Un hombre alega que pagó 1.500 euros para asegurarse la compra de la casa, de 375.000. La inmobiliaria lo niega y denunció para desalojarlo
El chalé okupado, en la foto principal del anuncio en internet. IDEALISTA
photo_camera El chalé okupado, en la foto principal del anuncio en internet. IDEALISTA

Los anuncios inmobiliarios en internet son un excelente escaparate pero también un cebo para los okupas. Lo dicen las fuerzas de seguridad, que recomiendan no poner nunca fotos o información del portal o piso donde se ubica la vivienda. Esto es sencillo de omitir en un piso, pero más difícil cuando se trata de un chalé, cuya fachada es fácilmente identificable. Y de una de esas casas unifamiliares anunciadas, sita en Oleiros, el ayuntamiento gallego con mayor renta per cápita, se encaprichó un hombre que dice haber pagado una entrada de 1.500 euros para adquirirla. "Pero al final la operación no salió y la inmobiliaria no quiso devolverme el dinero, así que entré a okuparla para compensar", explicó este miércoles a las cámaras de la TVG.

Claro que la versión fue totalmente desmentida desde la empresa que se encarga de vender el inmueble, un chalé de alto standing con jardín y piscina anunciado por 375.000 euros. Un precio que, en la situación de okupación, difícilmente pagará alguien. La inmobiliaria ya ha denunciado los hechos ante la Guardia Civil en aras de que el desalojo se produzca lo antes posible.
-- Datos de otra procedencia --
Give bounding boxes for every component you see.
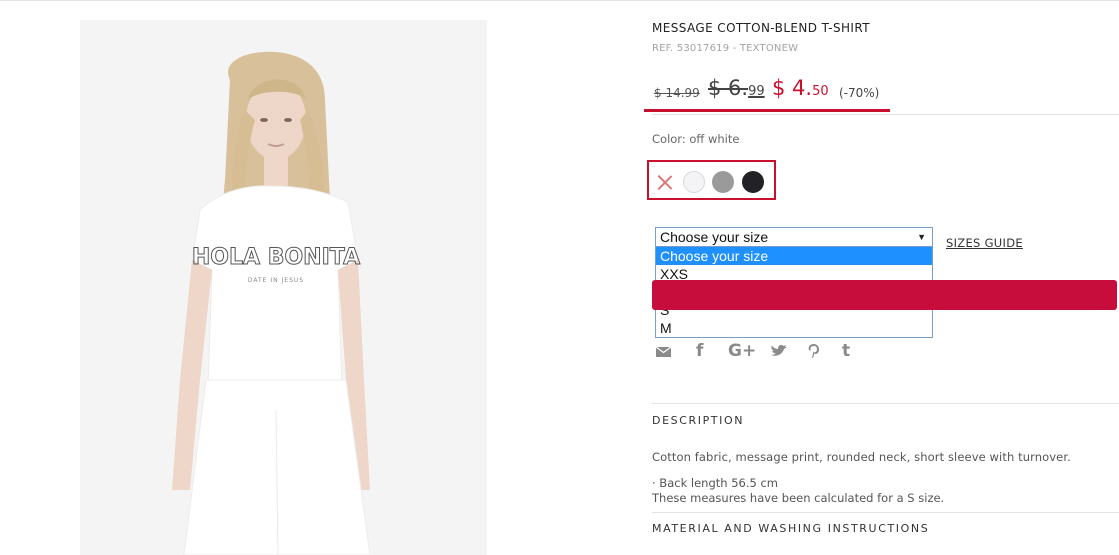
tshirt-print-text: HOLA BONITA [192,245,360,270]
color-swatch-black[interactable] [742,171,764,193]
google-plus-icon[interactable]: G+ [728,340,756,362]
sizes-guide-link[interactable]: SIZES GUIDE [946,236,1023,250]
product-details: MESSAGE COTTON-BLEND T-SHIRT REF. 530176… [644,0,1119,555]
description-measure: · Back length 56.5 cm [652,476,778,490]
sale-price: $ 4.50 [772,76,829,100]
color-label: Color: off white [652,132,740,146]
divider [652,403,1119,404]
price-highlight-underline [644,109,890,112]
sale-price-cents: 50 [812,84,829,99]
cross-icon[interactable] [656,173,674,191]
color-swatch-off-white[interactable] [683,171,705,193]
product-ref: REF. 53017619 - TEXTONEW [652,43,799,54]
size-select[interactable]: Choose your size ▼ [655,227,933,247]
dropdown-arrow-icon[interactable]: ▼ [917,228,926,246]
material-heading[interactable]: MATERIAL AND WASHING INSTRUCTIONS [652,522,929,535]
original-price: $ 14.99 [654,86,700,100]
color-swatch-grey[interactable] [712,171,734,193]
size-option[interactable]: Choose your size [656,247,932,265]
description-measure-note: These measures have been calculated for … [652,491,945,505]
twitter-icon[interactable] [770,340,788,362]
previous-price-cents: 99 [748,84,765,99]
discount-percent: (-70%) [839,86,880,100]
tshirt-print-subtext: DATE IN JESUS [248,277,304,284]
product-image[interactable]: HOLA BONITA DATE IN JESUS [80,20,487,555]
pinterest-icon[interactable] [807,340,821,362]
description-body: Cotton fabric, message print, rounded ne… [652,450,1071,464]
divider [652,114,1119,115]
divider [652,512,1119,513]
tumblr-icon[interactable]: t [842,340,850,362]
sale-price-main: $ 4. [772,76,813,100]
previous-price: $ 6.99 [708,76,765,100]
size-option[interactable]: M [656,319,932,337]
product-title: MESSAGE COTTON-BLEND T-SHIRT [652,21,870,35]
add-to-bag-button[interactable] [652,280,1117,310]
size-select-value: Choose your size [660,229,769,245]
description-heading[interactable]: DESCRIPTION [652,414,744,427]
facebook-icon[interactable]: f [696,340,703,362]
previous-price-main: $ 6. [708,76,749,100]
email-icon[interactable] [656,340,672,362]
Con las dos versiones enfrentadas hay una realidad: en el mercado inmobiliario no se dan entradas por debajo de un 10% del valor de la vivienda, que en este caso serían 37.500 euros. Los 1.500 que refiere el okupa representan un 0,4%.

INQUIETUD VECINAL. El inquilino aparentemente ilegal atendió a la prensa de buenos modos y asegura ser "una persona tranquila, que ronda los 50 años y no quiere problemas". Además, está el solo, al menos de momento. "No voy a dañar nada. Ni siquiera voy a bañarme en el piscinón que tiene".

Pero los vecinos no se fían, y de hecho llamaron a la Guardia Civil nada más percatarse de que la casa había sido allanada. Esperan que desalojen al okupa y "se venda rápido" para evitar estas situaciones.